Shocker: Recipient of PBS funds thinks PBS should receive taxpayers funds



In his "documentary" An Inconvenient Truth, Al Gore (ironically, in my opinion) quotes Upton Sinclair in saying that "It's difficult to get a man to understand something if his salary depends upon his not understanding it."

I'm reminded of that again today.

Ken Burns:
Over the course of a year, 91% of all U.S. television households -- 236 million people -- tune into their PBS-member station. Federal funding accounts for about 15% of the money necessary to make public broadcasting possible. For every dollar in federal funding invested in local stations, they raise an additional $6 on their own, including contributions from millions of people who voluntarily support their community-based work. It's such a tiny, tiny part of the federal budget, approximately 1/100th of 1%, that you have to question, why pick on that?

...

In an increasingly difficult world to navigate, with multiple media outlets and a constant onslaught of viewpoints, PBS remains our shared space, one where we can experience the best in arts and education, public affairs, history, science and journalism.

It is a place where we can all feel at home.
Listen, I've loved a lot of Ken Burns' work. And I've supported it, with my dollars, that I've chosen to allocate towards copies of several of his films. And The Civil War is a seminal achievement.

And yes, the PBS portion of the federal budget hardly even qualifies as a rounding error.

All that said, in a world with 500 cable channels, including several dedicated to history and documentaries, if we can't even cut back on a luxury item like PBS, how can we even begin to think that we're serious about our budget?

I tweeted the following on Friday, as I saw that the President, and many of his supporters, seemed to think that Governor Romney's comments in the debate were a political plus for the President.
Fact: Sesame Street sells a ton of merchandise, does not NEED taxpayer support

Fact: PBS support in the Federal government is essentially a rounding error to the real financial crisis - eliminating is purely symbolic

Fact: PBS is a luxury frill in a budget as far out of whack as ours is.

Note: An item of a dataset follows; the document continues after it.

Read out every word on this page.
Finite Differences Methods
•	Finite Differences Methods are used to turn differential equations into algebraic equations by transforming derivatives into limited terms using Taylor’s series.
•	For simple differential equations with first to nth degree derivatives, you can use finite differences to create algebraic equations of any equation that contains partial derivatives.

Even if the cut is purely symbolic, it's a good symbol...
Seriously, if the suggestion that we cut even something as self-evidently unnecessary as PBS generates enormous resistance, how do we start?

And what does it say about Barack Obama that, with all the momentous issues facing the next President, he chooses to spend a week campaigning in defense of spending taxpayer dollars on a childrens' television show that's wildly profitable even without them?